Dividend income in excess of £5,000 will be liable to tax at the headline rates of 7.5 percent (basic), 32.5 percent (higher) and 38.1 percent (additional).
Dividends received by pension funds that are currently exempt from tax, and dividends received on shares held in an Individual Savings Account, are unaffected by the change. The chancellor expects this measure to generate additional tax receipts of £2.5 billion in the 12 months following its introduction in April 2016. Clearly, the measure will impact most significantly on those who will – or can elect to – receive dividend income, including many self-employed business owners.
Sink or swim?
The new regime brings with it potential tax saving planning opportunities and considerations, remembering also the limits and rates that will apply from April 2016:
- Personal allowance: £11,000
- Basic rate limit: £32,000
- Higher rate threshold: £43,000
Given this sea change, maximising the use of all available allowances is essential – including ISAs at £15,240 per person (2016/17), a limit that is proposed to increase to £20,000 per person in April 2017; along with the introduction of the new ‘Lifetime ISA’ for those aged under 40. Consider properly utilising the new tax-free dividend allowance so more of your investment and company income falls within the tax-free £5,000.
If you are married, assess your individual holdings to determine whether it would be beneficial to transfer assets to your spouse.

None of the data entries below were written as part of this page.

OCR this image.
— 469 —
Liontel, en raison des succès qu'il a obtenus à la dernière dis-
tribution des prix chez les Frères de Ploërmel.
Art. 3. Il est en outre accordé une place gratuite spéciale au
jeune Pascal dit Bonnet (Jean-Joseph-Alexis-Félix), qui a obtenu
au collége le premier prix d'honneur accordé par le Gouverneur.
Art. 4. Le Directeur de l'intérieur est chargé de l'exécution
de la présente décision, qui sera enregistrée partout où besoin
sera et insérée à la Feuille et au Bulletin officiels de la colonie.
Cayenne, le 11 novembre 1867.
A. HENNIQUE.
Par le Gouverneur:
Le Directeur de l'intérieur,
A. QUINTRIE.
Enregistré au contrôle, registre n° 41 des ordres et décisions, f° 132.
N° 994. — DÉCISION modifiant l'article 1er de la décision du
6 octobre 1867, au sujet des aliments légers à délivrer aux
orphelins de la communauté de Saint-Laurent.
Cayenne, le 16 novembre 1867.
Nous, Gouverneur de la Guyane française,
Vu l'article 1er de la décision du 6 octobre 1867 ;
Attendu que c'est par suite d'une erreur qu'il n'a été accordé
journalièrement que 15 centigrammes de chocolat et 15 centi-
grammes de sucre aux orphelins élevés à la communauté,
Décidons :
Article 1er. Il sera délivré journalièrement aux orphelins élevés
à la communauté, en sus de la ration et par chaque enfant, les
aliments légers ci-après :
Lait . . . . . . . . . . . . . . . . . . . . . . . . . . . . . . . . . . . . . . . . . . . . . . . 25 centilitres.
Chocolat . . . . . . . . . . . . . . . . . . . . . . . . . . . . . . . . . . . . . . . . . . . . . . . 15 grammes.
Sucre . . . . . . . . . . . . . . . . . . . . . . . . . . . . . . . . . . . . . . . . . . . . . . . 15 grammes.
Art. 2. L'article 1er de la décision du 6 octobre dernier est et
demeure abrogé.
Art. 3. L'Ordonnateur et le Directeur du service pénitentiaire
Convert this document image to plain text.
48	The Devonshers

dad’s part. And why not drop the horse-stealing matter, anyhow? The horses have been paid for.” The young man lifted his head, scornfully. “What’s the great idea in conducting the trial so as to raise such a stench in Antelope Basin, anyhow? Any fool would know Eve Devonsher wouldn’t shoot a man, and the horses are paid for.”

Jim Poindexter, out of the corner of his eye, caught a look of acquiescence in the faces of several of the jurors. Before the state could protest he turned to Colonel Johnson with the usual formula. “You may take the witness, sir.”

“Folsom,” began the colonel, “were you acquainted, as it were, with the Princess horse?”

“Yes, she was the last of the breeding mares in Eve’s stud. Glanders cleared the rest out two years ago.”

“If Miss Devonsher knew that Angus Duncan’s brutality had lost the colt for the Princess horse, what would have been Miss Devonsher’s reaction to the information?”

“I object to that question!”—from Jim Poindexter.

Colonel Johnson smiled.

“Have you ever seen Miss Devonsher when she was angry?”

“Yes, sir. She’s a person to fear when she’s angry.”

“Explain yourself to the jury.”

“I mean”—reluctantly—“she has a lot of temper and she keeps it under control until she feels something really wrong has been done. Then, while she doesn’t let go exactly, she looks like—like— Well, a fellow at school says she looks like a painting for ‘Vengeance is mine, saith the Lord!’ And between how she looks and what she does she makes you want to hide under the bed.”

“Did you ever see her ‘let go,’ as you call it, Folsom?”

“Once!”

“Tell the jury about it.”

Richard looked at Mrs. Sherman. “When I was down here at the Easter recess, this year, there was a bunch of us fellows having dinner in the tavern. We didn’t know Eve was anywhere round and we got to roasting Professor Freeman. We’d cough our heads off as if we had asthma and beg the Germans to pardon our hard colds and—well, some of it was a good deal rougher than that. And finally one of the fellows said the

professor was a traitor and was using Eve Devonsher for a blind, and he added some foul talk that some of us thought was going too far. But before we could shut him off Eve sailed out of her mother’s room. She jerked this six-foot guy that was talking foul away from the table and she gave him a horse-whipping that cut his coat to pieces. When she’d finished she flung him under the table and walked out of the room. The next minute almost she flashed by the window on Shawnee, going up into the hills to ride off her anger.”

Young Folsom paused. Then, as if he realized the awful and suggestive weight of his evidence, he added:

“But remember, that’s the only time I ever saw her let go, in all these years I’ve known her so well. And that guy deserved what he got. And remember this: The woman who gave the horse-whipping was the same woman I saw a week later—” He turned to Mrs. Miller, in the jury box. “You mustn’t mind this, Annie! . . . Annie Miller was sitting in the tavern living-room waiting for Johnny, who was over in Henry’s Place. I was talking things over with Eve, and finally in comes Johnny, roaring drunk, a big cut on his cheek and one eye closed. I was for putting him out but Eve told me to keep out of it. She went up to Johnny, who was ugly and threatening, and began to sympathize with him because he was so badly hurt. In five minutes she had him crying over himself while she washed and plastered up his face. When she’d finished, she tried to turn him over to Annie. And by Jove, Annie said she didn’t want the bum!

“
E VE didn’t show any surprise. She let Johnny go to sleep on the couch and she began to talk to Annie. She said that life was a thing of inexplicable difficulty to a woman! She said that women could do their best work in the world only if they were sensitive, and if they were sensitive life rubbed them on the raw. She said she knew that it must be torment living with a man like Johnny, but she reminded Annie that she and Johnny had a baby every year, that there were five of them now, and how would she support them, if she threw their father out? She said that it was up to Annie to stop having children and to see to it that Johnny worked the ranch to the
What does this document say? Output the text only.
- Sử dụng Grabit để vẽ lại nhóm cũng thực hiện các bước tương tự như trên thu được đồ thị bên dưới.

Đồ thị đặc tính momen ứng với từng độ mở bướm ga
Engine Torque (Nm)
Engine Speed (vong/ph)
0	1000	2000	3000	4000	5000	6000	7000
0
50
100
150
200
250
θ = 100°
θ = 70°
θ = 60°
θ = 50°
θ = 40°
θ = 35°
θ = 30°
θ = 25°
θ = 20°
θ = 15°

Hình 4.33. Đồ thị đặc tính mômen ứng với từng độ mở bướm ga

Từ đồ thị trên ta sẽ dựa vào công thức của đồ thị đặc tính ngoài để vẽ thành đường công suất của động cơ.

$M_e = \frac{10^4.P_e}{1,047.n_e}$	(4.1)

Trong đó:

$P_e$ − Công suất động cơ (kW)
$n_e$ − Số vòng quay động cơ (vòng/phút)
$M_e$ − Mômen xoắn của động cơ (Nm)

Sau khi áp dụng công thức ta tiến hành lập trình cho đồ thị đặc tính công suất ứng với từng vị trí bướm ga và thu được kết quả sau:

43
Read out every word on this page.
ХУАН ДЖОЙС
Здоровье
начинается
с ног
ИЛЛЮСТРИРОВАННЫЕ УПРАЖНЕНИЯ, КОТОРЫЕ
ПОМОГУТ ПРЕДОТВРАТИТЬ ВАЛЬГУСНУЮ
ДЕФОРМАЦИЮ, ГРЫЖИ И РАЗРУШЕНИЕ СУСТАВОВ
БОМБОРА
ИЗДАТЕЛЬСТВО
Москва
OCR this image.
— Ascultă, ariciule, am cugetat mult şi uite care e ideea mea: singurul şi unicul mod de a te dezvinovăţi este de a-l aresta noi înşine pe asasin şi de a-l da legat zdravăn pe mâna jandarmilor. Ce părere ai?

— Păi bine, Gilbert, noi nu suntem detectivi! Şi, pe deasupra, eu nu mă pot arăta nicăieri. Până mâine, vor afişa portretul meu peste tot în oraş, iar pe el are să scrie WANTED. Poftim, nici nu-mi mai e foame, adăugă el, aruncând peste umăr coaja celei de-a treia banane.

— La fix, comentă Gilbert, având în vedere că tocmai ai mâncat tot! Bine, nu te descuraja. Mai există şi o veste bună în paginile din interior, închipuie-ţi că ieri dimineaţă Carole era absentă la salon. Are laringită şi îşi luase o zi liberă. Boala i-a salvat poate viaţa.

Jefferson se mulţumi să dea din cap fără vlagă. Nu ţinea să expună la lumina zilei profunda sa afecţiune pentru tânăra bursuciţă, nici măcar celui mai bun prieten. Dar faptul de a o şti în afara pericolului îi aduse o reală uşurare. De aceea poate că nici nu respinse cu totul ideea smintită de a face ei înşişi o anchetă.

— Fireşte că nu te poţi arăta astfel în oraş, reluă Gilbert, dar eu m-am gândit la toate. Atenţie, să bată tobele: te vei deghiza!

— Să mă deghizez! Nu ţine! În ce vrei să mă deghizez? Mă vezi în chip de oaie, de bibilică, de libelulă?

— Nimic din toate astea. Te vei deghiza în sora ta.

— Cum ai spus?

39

It’s helpful to note that transfers between spouses are exempt from Capital Gains Tax, also interestingly CGT rates from April will be reduced from 28 percent to 20 percent for higher rate taxpayers and from 18 percent to 10 percent for basic rate tax payers. However, be careful of murky waters; the reduction may not apply to gains made on the sale of residential property.
Pension contributions are a vital consideration more than ever for many; currently offering some of the best tax reliefs and savings available, although a further raft of changes on the horizon is set to limit pension contributions for higher earners (over £150,000), tapering the amount they can contribute on a sliding scale from £40,000 back to £10,000. Given however, the additional possible costs of withdrawing company funds via the dividend method going forward, pensions are still worthy of attention. Other potential pension changes expected in this Budget have not materialised, but further amendments in future Budgets are always possible, so the best use of current tools – whilst available – should be given consideration.
As George Osborne said in his Budget speech: ‘The UK economy is strong but the storm clouds are gathering again.’ All in all, with some changeable economic weather and shifting tax winds ahead, careful navigation and planning will be required for profitable expeditions in 2016.
The levels and bases of taxation and reliefs from taxation can change at any time and are dependent on individual circumstances.